Stem Cells May Help Treat Heart Failure
Study Shows Injection of Bone-Marrow Stem Cells May Extend Lives of Heart Failure Patients
Aug. 30, 2010 (Stockholm, Sweden) -- Giving people with chronic heart failure injections of their own bone-marrow stem cells appears to improve their heart function and extend their lives, new research suggests.
The benefits of the stem cell treatment were apparent within three months and persisted for the five years the patients were followed, says researcher Bodo-Eckehard Strauer, MD, of Heinrich Heine University in Dusseldorf, Germany.
This isn't the first time doctors have reported that stem cells may help improve the health of people with heart failure or other heart conditions.
But the 391-patient study is one of the biggest tests to date of stem cell therapy for heart disease -- and the first to show that the treatment cuts the risk of death in chronic heart failure, Strauer tells WebMD.
The treatment "has almost no risks and is effective when used on top of other treatments for chronic heart failure," he says.
The findings were reported here at the European Society of Cardiology Congress.
Stem Cells and Scarred Heart Tissue
One major cause of heart failure occurs when the heart muscle becomes scarred and loses its ability to pump enough blood throughout the body, often after a massive heart attack.

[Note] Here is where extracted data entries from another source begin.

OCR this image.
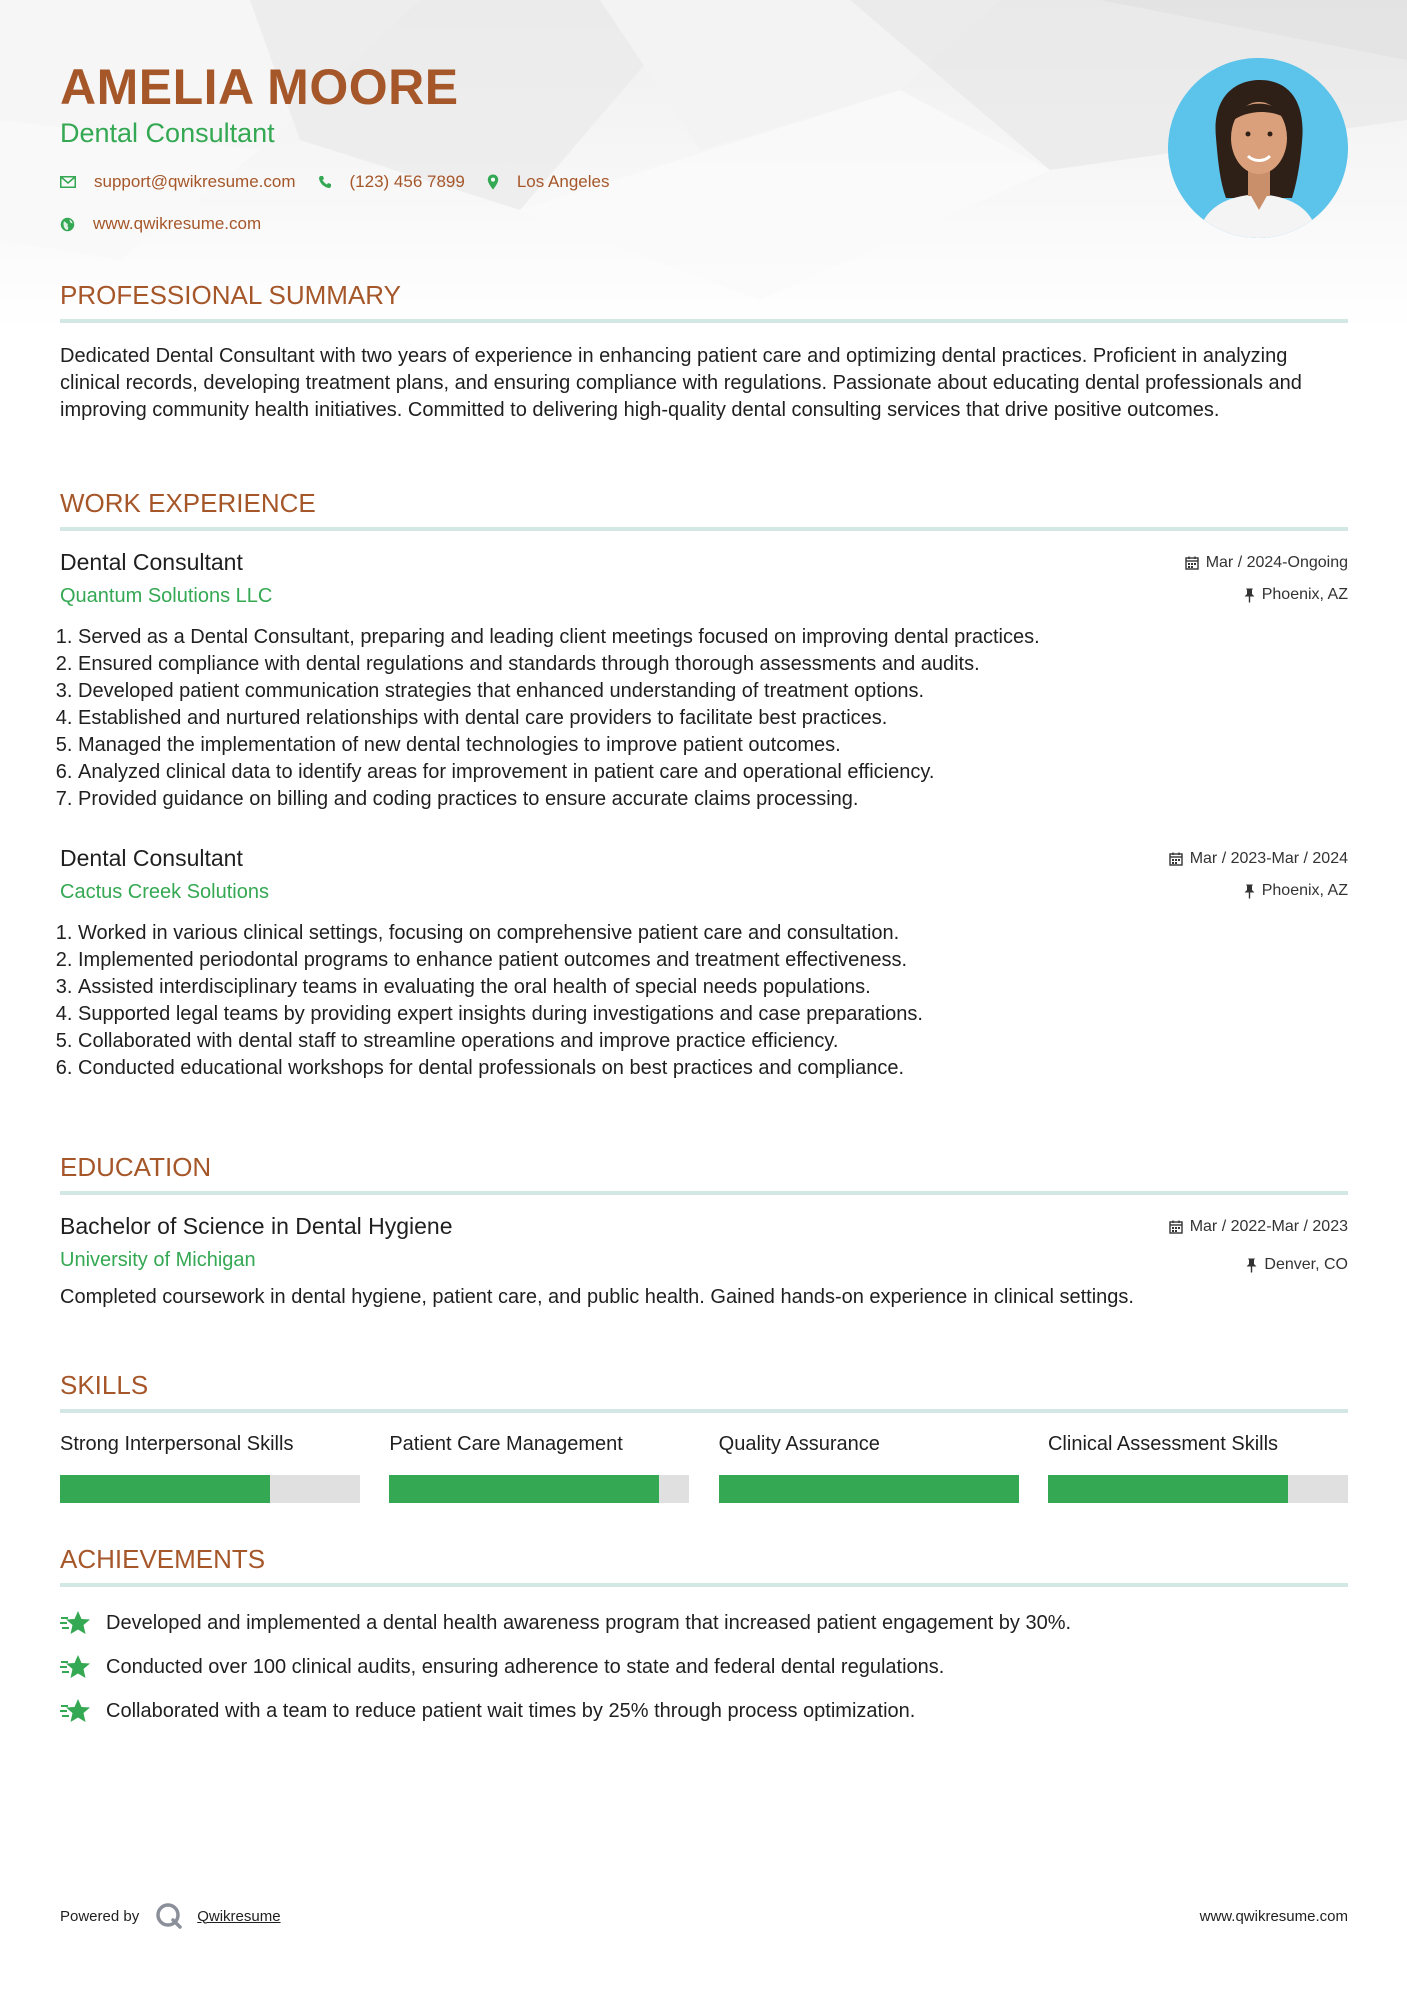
AMELIA MOORE
Dental Consultant
support@qwikresume.com	(123) 456 7899	Los Angeles
www.qwikresume.com
PROFESSIONAL SUMMARY

Dedicated Dental Consultant with two years of experience in enhancing patient care and optimizing dental practices. Proficient in analyzing clinical records, developing treatment plans, and ensuring compliance with regulations. Passionate about educating dental professionals and improving community health initiatives. Committed to delivering high-quality dental consulting services that drive positive outcomes.

WORK EXPERIENCE
Dental Consultant
Quantum Solutions LLC
Mar / 2024-Ongoing
Phoenix, AZ
1. Served as a Dental Consultant, preparing and leading client meetings focused on improving dental practices.
2. Ensured compliance with dental regulations and standards through thorough assessments and audits.
3. Developed patient communication strategies that enhanced understanding of treatment options.
4. Established and nurtured relationships with dental care providers to facilitate best practices.
5. Managed the implementation of new dental technologies to improve patient outcomes.
6. Analyzed clinical data to identify areas for improvement in patient care and operational efficiency.
7. Provided guidance on billing and coding practices to ensure accurate claims processing.
Dental Consultant
Cactus Creek Solutions
Mar / 2023-Mar / 2024
Phoenix, AZ
1. Worked in various clinical settings, focusing on comprehensive patient care and consultation.
2. Implemented periodontal programs to enhance patient outcomes and treatment effectiveness.
3. Assisted interdisciplinary teams in evaluating the oral health of special needs populations.
4. Supported legal teams by providing expert insights during investigations and case preparations.
5. Collaborated with dental staff to streamline operations and improve practice efficiency.
6. Conducted educational workshops for dental professionals on best practices and compliance.
EDUCATION
Bachelor of Science in Dental Hygiene
University of Michigan
Mar / 2022-Mar / 2023
Denver, CO
Completed coursework in dental hygiene, patient care, and public health. Gained hands-on experience in clinical settings.
SKILLS
Strong Interpersonal Skills	Patient Care Management	Quality Assurance	Clinical Assessment Skills
ACHIEVEMENTS
Developed and implemented a dental health awareness program that increased patient engagement by 30%.
Conducted over 100 clinical audits, ensuring adherence to state and federal dental regulations.
Collaborated with a team to reduce patient wait times by 25% through process optimization.
Powered by	Qwikresume	www.qwikresume.com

"The hope is that by injecting stem cells into the scarred area, you will bring life back to that area and induce healthy muscle," says American Heart Association spokeswoman Mariell Jessup, MD, medical director of the Penn Heart and Vascular Center at the University of Pennsylvania.
Stem cells are at an early stage of maturation and therefore have the potential to become many different types of cells, including those in the heart muscle.
Treatment With Stem Cells
In the study, bone marrow stem cells were taken from the area at the top of the patient’s pelvic bone. Then they were processed in the lab in such a way as to allow them to be injected into the scarred heart muscle.
Nearly five years after the study started, seven of the 191 patients who had the stem cell treatment had died vs. 32 of 200 patients who did not have the treatment -- a substantial difference.